What does "scarce" mean? It means that people want more than there is. This may seem like a simple thing, but its implications are often grossly misunderstood, even by highly educated people.
For example, a feature article in the New York Times of August 1, 1999 laid out the economic woes and worries of middle-class Americans—one of the most affluent groups of human being ever to inhabit this planet. Although the story includes a picture of a middle-class family in their own swimming pool, the main headline says: "The American Middle: Just Getting By." Other headings in the article include:
Wishes Deferred and Plans Unmet
Goals That Remain Just Out of Sight
Dogged Saving and Some Luxuries
In short, middle-class Americans’ desires exceed what they can comfortably afford, even though what they already have would be considered unbelievable prosperity by people in many other countries around the world—or even by earlier generations of Americans. Yet both they and the reporter regard them as "just getting by" and a Harvard sociologist spoke of "how budget-constrained these people are." However, it is not something as man-made as a budget which constrains them: Reality constrains them. There has never been enough to satisfy everyone completely. That is what scarcity means.
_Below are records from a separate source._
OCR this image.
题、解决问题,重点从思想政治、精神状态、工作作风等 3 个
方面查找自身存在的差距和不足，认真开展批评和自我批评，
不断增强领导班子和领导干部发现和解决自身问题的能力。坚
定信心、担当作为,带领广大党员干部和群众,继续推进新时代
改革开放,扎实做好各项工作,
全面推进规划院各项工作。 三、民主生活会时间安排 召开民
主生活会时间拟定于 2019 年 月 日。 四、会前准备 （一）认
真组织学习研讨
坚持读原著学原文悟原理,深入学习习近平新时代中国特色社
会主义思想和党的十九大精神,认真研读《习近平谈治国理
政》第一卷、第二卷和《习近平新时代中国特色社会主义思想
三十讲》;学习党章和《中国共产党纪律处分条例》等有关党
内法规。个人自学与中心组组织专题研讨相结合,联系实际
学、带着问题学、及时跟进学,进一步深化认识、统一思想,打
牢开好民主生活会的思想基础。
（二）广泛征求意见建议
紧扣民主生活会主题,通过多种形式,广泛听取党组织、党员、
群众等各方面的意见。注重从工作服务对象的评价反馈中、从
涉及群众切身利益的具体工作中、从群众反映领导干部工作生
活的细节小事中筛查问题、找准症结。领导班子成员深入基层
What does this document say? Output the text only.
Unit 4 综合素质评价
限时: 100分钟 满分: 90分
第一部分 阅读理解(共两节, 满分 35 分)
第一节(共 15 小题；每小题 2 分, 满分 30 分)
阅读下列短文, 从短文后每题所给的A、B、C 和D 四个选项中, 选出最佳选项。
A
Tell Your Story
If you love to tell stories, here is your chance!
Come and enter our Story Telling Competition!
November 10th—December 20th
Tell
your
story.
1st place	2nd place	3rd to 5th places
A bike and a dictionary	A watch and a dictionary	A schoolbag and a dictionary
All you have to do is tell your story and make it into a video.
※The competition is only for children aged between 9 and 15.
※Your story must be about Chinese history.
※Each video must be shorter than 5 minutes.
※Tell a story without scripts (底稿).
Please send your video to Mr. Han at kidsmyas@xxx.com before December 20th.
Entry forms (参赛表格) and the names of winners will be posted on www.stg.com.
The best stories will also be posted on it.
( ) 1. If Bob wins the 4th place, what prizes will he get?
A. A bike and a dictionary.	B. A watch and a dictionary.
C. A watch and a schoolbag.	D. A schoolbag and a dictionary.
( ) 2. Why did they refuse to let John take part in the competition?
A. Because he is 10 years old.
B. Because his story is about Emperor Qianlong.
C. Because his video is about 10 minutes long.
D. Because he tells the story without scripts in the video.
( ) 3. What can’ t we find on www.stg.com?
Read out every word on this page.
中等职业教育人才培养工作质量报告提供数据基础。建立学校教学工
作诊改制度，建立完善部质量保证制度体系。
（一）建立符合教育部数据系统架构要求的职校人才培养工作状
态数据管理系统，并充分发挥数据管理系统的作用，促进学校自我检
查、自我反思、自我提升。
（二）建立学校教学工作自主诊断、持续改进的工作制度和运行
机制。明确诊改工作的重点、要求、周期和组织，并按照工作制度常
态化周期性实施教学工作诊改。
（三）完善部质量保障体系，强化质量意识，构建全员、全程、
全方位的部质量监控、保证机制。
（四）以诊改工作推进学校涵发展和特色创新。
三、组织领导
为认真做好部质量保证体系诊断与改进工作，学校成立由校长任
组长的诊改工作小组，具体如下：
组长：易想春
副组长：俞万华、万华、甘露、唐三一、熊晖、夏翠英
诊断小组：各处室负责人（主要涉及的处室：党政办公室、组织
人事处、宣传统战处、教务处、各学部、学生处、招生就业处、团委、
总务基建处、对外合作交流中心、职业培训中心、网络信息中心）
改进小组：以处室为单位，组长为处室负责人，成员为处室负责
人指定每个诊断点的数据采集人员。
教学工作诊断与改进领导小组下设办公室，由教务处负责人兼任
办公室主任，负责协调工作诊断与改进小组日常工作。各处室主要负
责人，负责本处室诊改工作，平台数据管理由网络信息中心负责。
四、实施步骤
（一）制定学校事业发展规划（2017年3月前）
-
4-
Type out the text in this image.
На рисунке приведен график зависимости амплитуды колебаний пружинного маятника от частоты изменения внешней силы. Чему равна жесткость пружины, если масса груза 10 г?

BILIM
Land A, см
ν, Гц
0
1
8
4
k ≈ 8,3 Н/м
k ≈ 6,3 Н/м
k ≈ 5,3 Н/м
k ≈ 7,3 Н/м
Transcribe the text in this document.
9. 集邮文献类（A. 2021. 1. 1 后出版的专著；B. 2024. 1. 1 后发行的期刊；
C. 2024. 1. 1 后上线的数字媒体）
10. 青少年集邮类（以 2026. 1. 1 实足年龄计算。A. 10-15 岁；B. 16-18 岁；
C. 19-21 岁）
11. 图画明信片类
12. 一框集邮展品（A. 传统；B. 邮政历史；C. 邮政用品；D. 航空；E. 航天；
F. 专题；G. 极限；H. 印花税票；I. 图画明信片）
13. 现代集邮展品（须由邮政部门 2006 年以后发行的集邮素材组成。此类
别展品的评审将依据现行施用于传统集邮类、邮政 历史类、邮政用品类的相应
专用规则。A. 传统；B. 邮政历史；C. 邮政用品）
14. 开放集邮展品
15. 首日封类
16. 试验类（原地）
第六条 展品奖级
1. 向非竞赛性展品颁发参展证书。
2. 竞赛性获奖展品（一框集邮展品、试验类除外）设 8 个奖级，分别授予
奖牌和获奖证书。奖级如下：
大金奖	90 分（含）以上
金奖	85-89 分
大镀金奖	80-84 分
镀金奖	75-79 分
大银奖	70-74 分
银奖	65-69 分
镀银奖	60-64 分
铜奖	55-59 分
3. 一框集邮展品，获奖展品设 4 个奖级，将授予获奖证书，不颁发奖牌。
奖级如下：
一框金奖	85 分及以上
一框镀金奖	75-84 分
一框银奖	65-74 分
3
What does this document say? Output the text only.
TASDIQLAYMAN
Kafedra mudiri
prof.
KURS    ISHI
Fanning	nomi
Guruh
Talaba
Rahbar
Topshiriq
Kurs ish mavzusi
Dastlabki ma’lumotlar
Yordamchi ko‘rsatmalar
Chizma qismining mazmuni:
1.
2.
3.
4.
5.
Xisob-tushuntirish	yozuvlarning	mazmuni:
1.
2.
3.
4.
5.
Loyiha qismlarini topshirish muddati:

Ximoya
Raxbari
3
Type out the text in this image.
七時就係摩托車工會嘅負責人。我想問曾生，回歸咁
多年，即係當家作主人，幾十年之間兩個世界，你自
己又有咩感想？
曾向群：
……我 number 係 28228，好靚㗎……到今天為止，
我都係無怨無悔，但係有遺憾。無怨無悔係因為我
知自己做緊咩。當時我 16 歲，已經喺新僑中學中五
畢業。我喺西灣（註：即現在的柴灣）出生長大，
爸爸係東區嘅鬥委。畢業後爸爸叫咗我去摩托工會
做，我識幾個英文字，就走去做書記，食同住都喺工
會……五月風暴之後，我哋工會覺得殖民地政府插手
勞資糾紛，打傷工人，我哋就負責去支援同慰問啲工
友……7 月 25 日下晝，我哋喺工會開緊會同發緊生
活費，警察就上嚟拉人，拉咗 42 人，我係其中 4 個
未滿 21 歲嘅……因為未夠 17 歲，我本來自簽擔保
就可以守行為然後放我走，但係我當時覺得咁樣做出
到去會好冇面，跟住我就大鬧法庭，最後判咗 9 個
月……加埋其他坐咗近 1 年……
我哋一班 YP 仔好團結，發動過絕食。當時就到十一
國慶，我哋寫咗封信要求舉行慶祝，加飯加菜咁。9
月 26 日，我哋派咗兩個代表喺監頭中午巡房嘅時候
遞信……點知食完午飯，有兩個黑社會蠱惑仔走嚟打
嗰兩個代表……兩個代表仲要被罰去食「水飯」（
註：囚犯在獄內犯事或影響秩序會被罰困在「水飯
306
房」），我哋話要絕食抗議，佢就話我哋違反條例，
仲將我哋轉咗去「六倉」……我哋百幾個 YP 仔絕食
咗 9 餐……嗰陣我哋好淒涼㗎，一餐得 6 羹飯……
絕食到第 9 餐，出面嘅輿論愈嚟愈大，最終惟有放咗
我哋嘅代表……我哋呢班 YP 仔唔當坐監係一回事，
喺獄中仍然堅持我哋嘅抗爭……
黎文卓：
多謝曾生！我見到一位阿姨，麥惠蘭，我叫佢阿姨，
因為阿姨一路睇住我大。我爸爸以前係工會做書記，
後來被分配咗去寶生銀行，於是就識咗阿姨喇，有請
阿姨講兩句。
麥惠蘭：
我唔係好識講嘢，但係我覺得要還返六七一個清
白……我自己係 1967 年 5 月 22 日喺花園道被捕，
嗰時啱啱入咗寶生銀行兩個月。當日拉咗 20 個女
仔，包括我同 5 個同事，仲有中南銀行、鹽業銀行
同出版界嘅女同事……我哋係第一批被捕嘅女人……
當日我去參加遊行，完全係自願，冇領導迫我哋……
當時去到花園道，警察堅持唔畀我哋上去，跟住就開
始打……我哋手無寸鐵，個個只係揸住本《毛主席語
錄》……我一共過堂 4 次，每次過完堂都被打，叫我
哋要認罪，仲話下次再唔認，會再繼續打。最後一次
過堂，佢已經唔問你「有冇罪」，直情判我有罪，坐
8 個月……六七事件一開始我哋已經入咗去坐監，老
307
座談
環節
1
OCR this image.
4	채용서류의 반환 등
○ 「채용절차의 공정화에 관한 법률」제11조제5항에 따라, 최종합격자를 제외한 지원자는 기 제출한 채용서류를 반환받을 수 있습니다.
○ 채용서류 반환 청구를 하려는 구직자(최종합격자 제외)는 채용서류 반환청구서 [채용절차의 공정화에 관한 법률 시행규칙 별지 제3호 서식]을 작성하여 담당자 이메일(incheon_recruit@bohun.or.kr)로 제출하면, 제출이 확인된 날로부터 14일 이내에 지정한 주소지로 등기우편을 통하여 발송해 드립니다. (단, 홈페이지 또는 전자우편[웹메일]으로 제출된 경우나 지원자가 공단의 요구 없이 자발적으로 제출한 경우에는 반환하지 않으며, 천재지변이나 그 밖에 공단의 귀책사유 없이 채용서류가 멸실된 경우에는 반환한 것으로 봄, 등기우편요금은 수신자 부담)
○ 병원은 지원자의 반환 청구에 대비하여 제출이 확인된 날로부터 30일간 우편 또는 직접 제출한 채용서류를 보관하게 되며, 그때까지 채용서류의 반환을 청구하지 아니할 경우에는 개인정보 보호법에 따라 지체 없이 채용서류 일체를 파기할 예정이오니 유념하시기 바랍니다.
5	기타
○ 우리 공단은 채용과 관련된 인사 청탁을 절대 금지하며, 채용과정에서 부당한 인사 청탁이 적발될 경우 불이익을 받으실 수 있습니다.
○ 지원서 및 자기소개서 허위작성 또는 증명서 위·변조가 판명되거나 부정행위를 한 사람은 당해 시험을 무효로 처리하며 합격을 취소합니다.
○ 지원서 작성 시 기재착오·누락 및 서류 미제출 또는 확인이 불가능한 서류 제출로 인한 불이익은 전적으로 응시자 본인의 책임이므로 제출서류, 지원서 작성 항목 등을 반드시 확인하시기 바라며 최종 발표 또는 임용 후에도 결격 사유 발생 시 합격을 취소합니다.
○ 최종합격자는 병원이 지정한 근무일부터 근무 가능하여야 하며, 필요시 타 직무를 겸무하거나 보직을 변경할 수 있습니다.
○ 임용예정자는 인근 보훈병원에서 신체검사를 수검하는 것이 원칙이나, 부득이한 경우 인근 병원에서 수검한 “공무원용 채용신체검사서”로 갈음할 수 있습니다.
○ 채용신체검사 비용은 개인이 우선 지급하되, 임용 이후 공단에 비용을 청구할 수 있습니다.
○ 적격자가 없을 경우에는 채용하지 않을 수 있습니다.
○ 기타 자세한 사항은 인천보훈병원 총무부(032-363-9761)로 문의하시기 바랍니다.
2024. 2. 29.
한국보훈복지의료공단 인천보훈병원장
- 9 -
Although per-capita real income increased 50 percent in just one generation, these middle-class families, "have had to work for their modest gains," according to a Fordham professor quoted in the same article. What a shame they could not get manna from heaven! As for the modesty of their gains, this suggests that people not only adjust their expectations upward with growing prosperity, but also adjust their rhetoric as to what it means to be "just getting by." The New York Times reporter wrote of one of these middle-class families:
After getting over their heads in credit card spending years ago, their finances are now in order. "But if we make a wrong move," Geraldine Frazier said, "the pressure we had from the bills will come back, and that is painful."
To all these people—from academia and journalism, as well as the middle-class people themselves—it apparently seems strange somehow that there should be such a thing as scarcity and that this should imply a need for both productive efforts on their part and personal responsibility in spending. Yet nothing has been more pervasive in the history of the human race than scarcity and all the requirements for economizing that go with scarcity.